Le retour des pointures au 10e Festival reggae de Montréal

Le célèbre Shaggy, fils de Kingston devenu philanthrope et seul artiste jamaïcain vivant à avoir vendu plus d’un million de copies d’un disque avec Hot Shot, vient faire son tour à Montréal.
Photo: Festival international reggae de Montréal Le célèbre Shaggy, fils de Kingston devenu philanthrope et seul artiste jamaïcain vivant à avoir vendu plus d’un million de copies d’un disque avec Hot Shot, vient faire son tour à Montréal.
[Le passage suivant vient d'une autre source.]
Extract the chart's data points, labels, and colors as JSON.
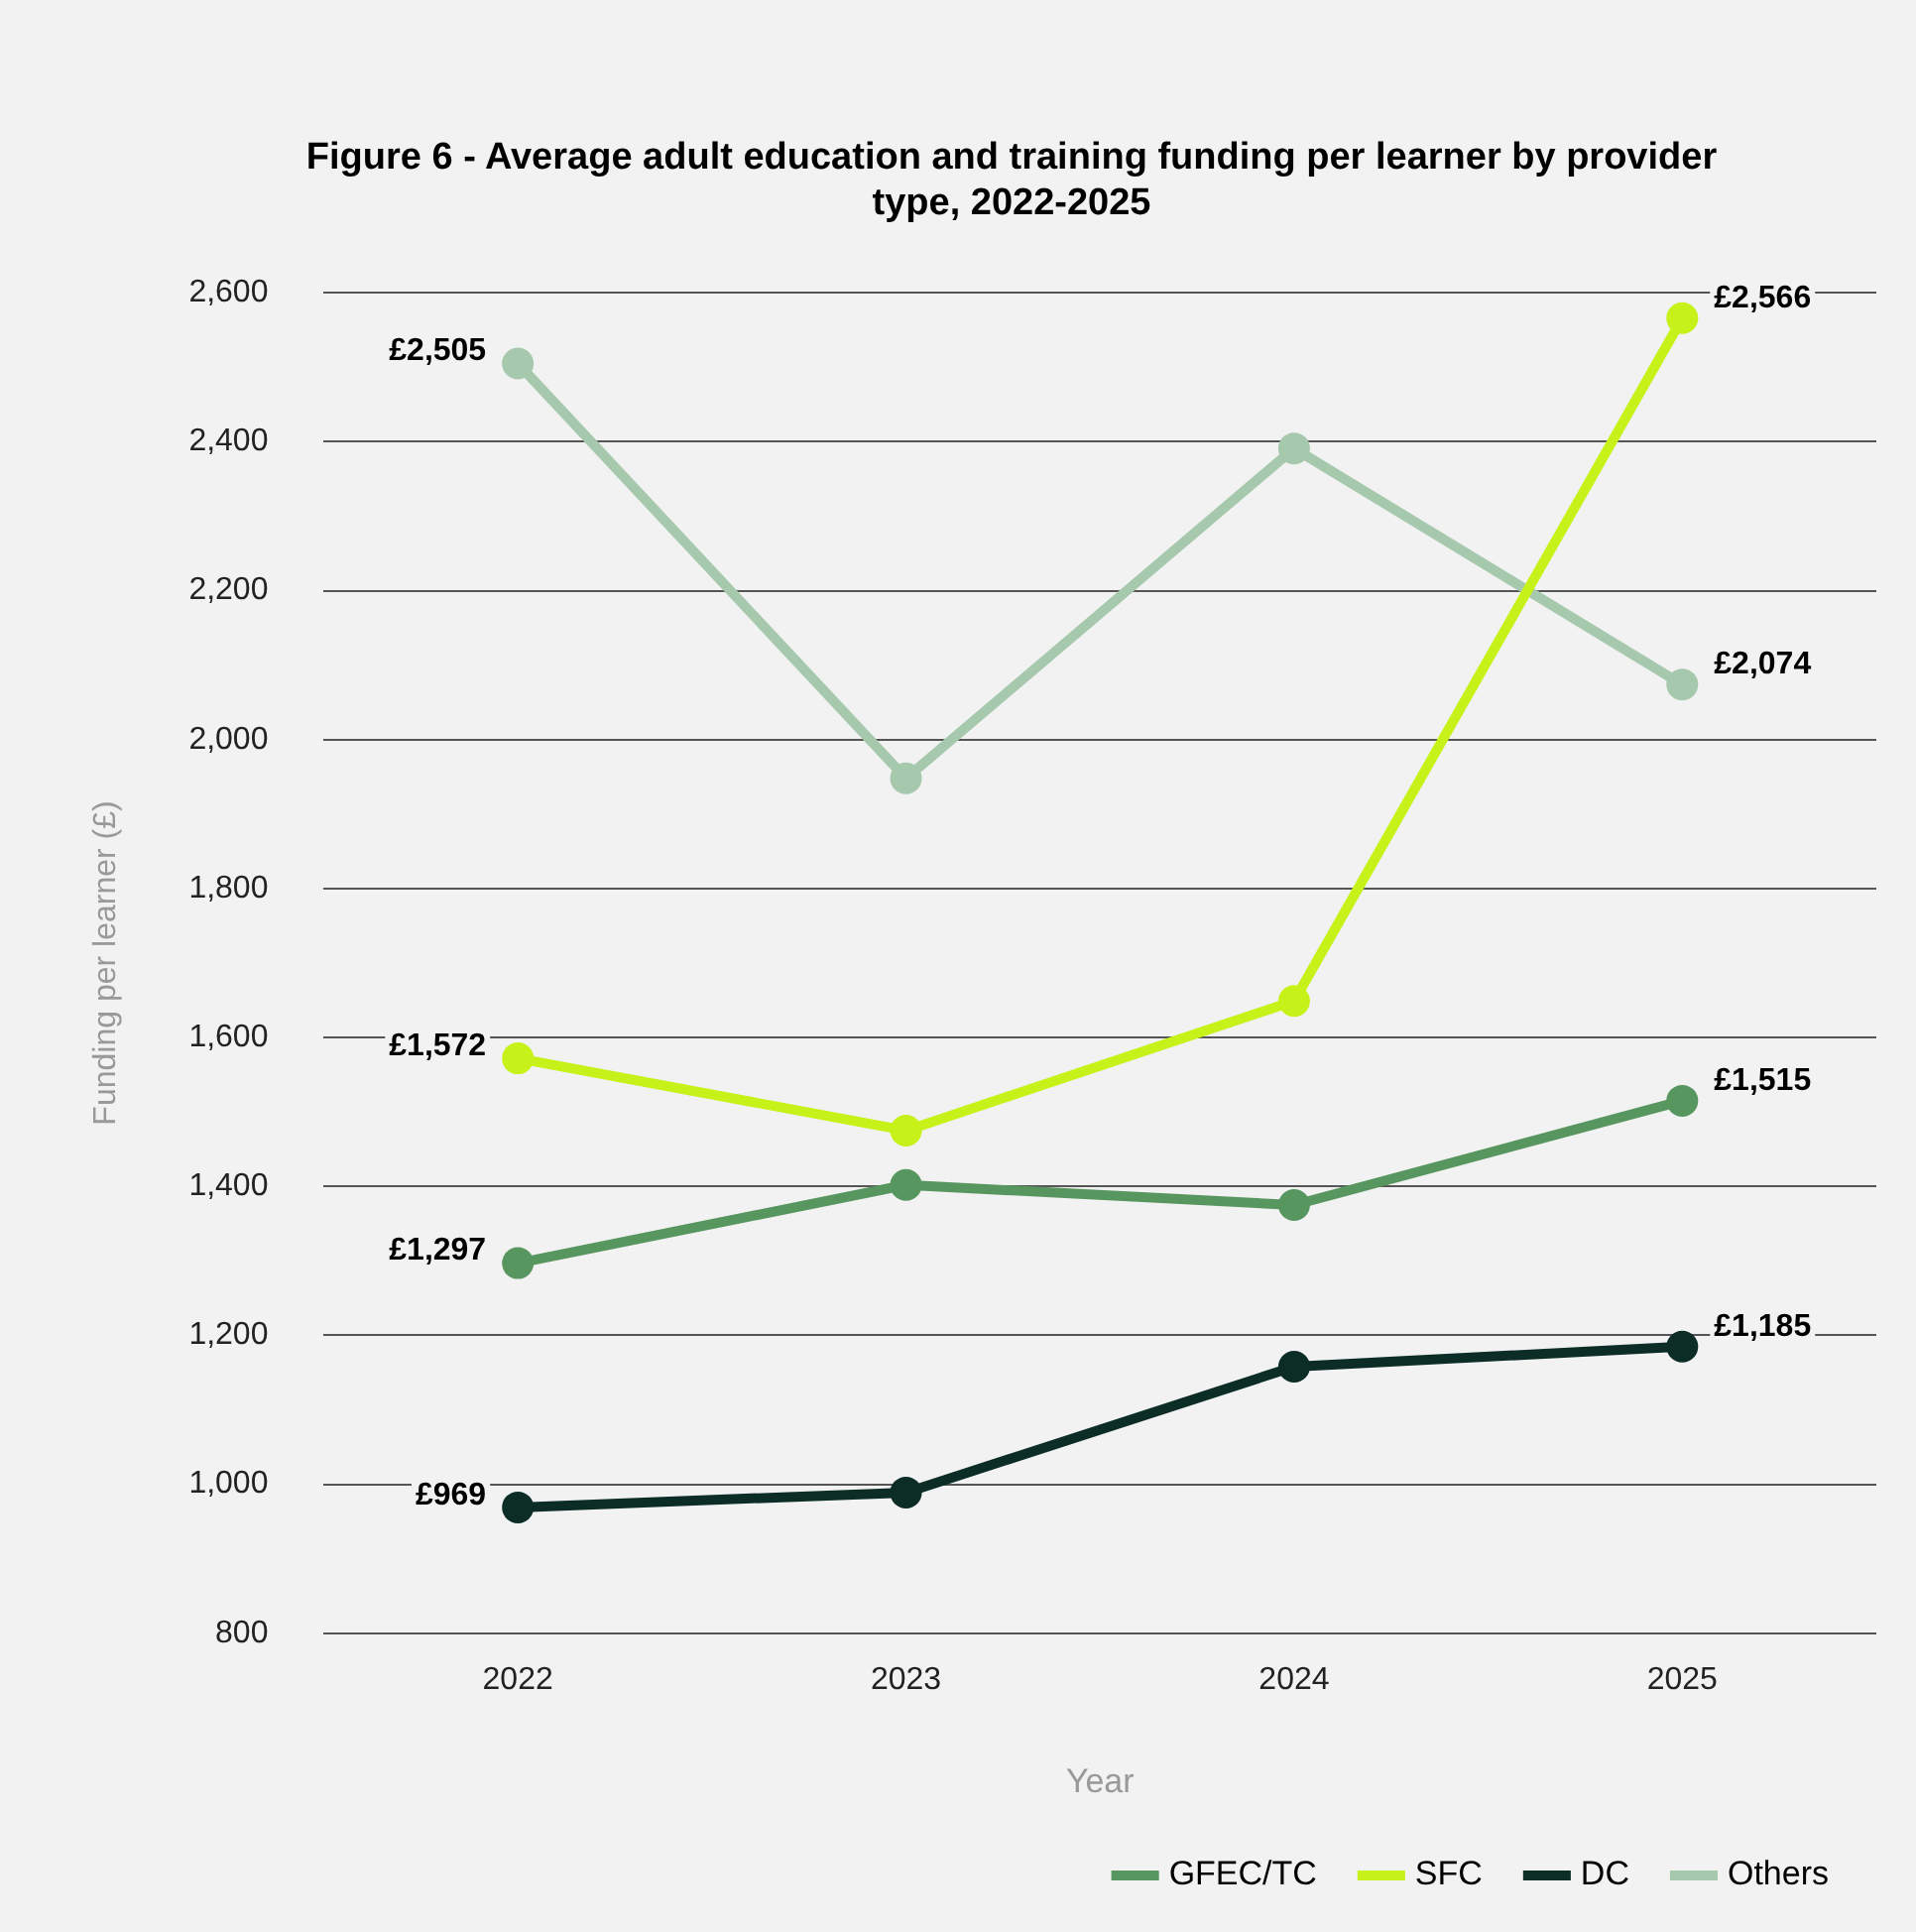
{
  "chart_data": {
    "type": "line",
    "title": "Figure 6 - Average adult education and training funding per learner by provider type, 2022-2025",
    "xlabel": "Year",
    "ylabel": "Funding per learner (£)",
    "categories": [
      "2022",
      "2023",
      "2024",
      "2025"
    ],
    "series": [
      {
        "name": "GFEC/TC",
        "color": "#58965f",
        "values": [
          1297,
          1402,
          1375,
          1515
        ],
        "value_labels": [
          "£1,297",
          null,
          null,
          "£1,515"
        ]
      },
      {
        "name": "SFC",
        "color": "#c6f21a",
        "values": [
          1572,
          1475,
          1649,
          2566
        ],
        "value_labels": [
          "£1,572",
          null,
          null,
          "£2,566"
        ]
      },
      {
        "name": "DC",
        "color": "#0c2d26",
        "values": [
          969,
          989,
          1158,
          1185
        ],
        "value_labels": [
          "£969",
          null,
          null,
          "£1,185"
        ]
      },
      {
        "name": "Others",
        "color": "#a6c9ad",
        "values": [
          2505,
          1948,
          2391,
          2074
        ],
        "value_labels": [
          "£2,505",
          null,
          null,
          "£2,074"
        ]
      }
    ],
    "ylim": [
      800,
      2600
    ],
    "yticks": [
      800,
      {
        "value": 1000,
        "label": "1,000"
      },
      {
        "value": 1200,
        "label": "1,200"
      },
      {
        "value": 1400,
        "label": "1,400"
      },
      {
        "value": 1600,
        "label": "1,600"
      },
      {
        "value": 1800,
        "label": "1,800"
      },
      {
        "value": 2000,
        "label": "2,000"
      },
      {
        "value": 2200,
        "label": "2,200"
      },
      {
        "value": 2400,
        "label": "2,400"
      },
      {
        "value": 2600,
        "label": "2,600"
      }
    ],
    "grid": "y",
    "legend": "bottom right",
    "marker": "circle",
    "line_style": "solid"
  }
}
Du 16 au 18 août, le Festival international reggae de Montréal (FIRM) célèbre sa première décennie au quai Jacques-Cartier. Sept artistes sont dévoilés : Shaggy, Morgan Heritage, Mr. Vegas, Kes (The Band), Yellowman, Cocoa Tea et Freddie McGregor. Du grand calibre !


Selon Richard Lafrance, de l’équipe de relations de presse du FIRM, au moins six ou sept autres noms aussi prestigieux seront annoncés lundi prochain. Il résume : « Plus des trois quarts des artistes faisant partie de la programmation de cette année reviennent pour une deuxième fois. Dans le cas de Morgan Heritage, c’est une troisième. On se rend compte qu’avec trois soirs de festival par année, on a presque fait le tour des plus gros noms, mais chaque année, il y en a quelques nouveaux qui sont hot. »


Le vendredi soir, Morgan Heritage, la famille royale du reggae, s’amène avec son reggae pop. « Les cinq sont bons chanteurs, ils s’étaient séparés, avaient fait des albums de leur côté et sont de retour ensemble », dit Richard. Le lendemain, tout comme le dimanche, on propose un équilibre entre les « internationaux », ceux qui ne viennent pas de la Jamaïque, et les artistes de dancehall.


Arrive donc le célèbre Shaggy, fils de Kingston devenu philanthrope et seul artiste jamaïcain vivant à avoir vendu plus d’un million de copies d’un disque avec Hot Shot. Après des débuts plus crossover à New York, il peut maintenant adapter son dancehall pop à tous les marchés et partagera la scène avec le groupe Kess de Trinidad-et-Tobago et Mr. Vegas, qui a fait paraître l’an dernier un album double réunissant 15 rythmiques reggae et 16 pièces de dancehall.


Yellowman se produit le dimanche soir. « On ne se rend pas compte jusqu’à quel point ça a levé pour lui. En 1981, ce n’est pas juste Bob Marley qui est mort physiquement, mais c’est aussi le dancehall qui a pris le dessus sur le reggae, et Yellowman en était le king », affirme Richard Lafrance. Cocoa Tea, un autre roi du dancehall, de la période du son computer du milieu des années 1980, y sera aussi. Tout comme Fred McGregor, de l’école de Studio One et autre légende vivante du roots qui répand son reggae conscient depuis 50 ans.


Reste le volet culturel, qui promet d’être fort intéressant, puisque la journaliste cinéaste française Hélène Lee viendra présenter son film Le premier rasta, en hommage à Leonard Percival Howell. De son côté, Roger Steffens, le grand spécialiste de Bob Marley, offre sa conférence qui évolue constamment : « Chaque fois qu’il va dans une ville, les fans lui font découvrir de nouvelles photos ou de petits faits. L’an dernier, il a même fait la première partie des Wailers », dit Richard. Suite la semaine prochaine.